Bone, Joint and Muscle Conditions

Osteochondritis Dissecans

What Is Osteochondritis Dissecans?

Osteochondritis dissecans. Courtesy of 'Fundamentals of Pediatric Orthopedics,' © 2003 Lippincott Williams and Wilkins

Osteochondritis dissecans. These are the stages of the disease.

Osteochondritis dissecans (OCD) is a small area of dying bone tissue (bone necrosis). The bone dies because it is not getting enough blood. Osteochondritis dissecans occurs when bone and cartilage separate from one another inside a joint.

Osteochondritis dissecans can happen in any joint. But most often it affects knees, elbows, hips and ankles. If the condition is not treated, a chunk of bone can come loose inside the joint.

Osteochondritis Dissecans in Children

Children of all ages get osteochondritis dissecans, but it is more common in teenagers.

Some doctors think OCD happens after an injury, such as a twisting and bending incident that causes the shinbone (tibia) to come in contact with the thighbone (femur). Often, it is not clear what has caused the problem.
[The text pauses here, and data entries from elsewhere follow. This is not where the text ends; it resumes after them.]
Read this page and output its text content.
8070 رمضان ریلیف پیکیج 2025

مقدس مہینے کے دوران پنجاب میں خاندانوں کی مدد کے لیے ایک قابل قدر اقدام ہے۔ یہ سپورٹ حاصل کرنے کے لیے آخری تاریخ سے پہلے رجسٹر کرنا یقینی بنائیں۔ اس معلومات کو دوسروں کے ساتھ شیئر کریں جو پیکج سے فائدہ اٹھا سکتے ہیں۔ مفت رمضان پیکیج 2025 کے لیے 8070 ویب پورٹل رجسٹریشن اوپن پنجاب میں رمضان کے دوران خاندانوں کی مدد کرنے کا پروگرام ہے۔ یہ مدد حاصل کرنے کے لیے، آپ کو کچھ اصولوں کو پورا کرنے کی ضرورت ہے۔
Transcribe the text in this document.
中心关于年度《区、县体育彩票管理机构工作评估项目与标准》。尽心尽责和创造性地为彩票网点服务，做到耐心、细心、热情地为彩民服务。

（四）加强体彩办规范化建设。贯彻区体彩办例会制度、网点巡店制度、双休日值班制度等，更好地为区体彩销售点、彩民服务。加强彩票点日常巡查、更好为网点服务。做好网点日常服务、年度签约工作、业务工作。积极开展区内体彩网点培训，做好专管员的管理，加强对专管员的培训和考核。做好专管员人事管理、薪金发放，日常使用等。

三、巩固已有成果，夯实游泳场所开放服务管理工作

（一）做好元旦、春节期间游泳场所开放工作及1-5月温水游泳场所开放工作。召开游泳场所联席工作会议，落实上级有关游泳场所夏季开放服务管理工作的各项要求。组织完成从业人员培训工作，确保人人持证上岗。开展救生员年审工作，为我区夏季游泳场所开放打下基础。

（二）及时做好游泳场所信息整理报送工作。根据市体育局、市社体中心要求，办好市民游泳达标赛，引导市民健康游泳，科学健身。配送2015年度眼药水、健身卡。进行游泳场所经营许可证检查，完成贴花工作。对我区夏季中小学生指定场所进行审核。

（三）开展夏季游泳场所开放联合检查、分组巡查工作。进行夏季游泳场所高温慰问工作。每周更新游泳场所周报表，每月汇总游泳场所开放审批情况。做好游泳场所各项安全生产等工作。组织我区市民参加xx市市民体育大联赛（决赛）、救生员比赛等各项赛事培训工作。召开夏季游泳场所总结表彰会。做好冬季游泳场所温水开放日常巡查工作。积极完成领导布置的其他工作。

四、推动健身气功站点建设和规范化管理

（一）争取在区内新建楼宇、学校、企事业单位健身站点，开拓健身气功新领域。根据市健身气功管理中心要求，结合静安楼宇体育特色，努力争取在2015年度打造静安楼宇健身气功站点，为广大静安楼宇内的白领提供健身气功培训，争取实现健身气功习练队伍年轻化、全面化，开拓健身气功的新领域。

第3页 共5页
Osteochondritis Dissecans at Seattle Children's

We specialize in treating injuries to the bones and joints of children and teenagers who are still growing.

We understand that in treating any joint problem, doctors must take into account the stage of your child's growth plates. These are the areas of growing tissue near the end of each long bone. They determine the size and shape of your child's bones once your child is grown up.

Growing children have a better chance of healing from OCD without surgery than those who have finished growing. We are extremely careful to monitor your child's growth to make sure that they have the best chance of healing.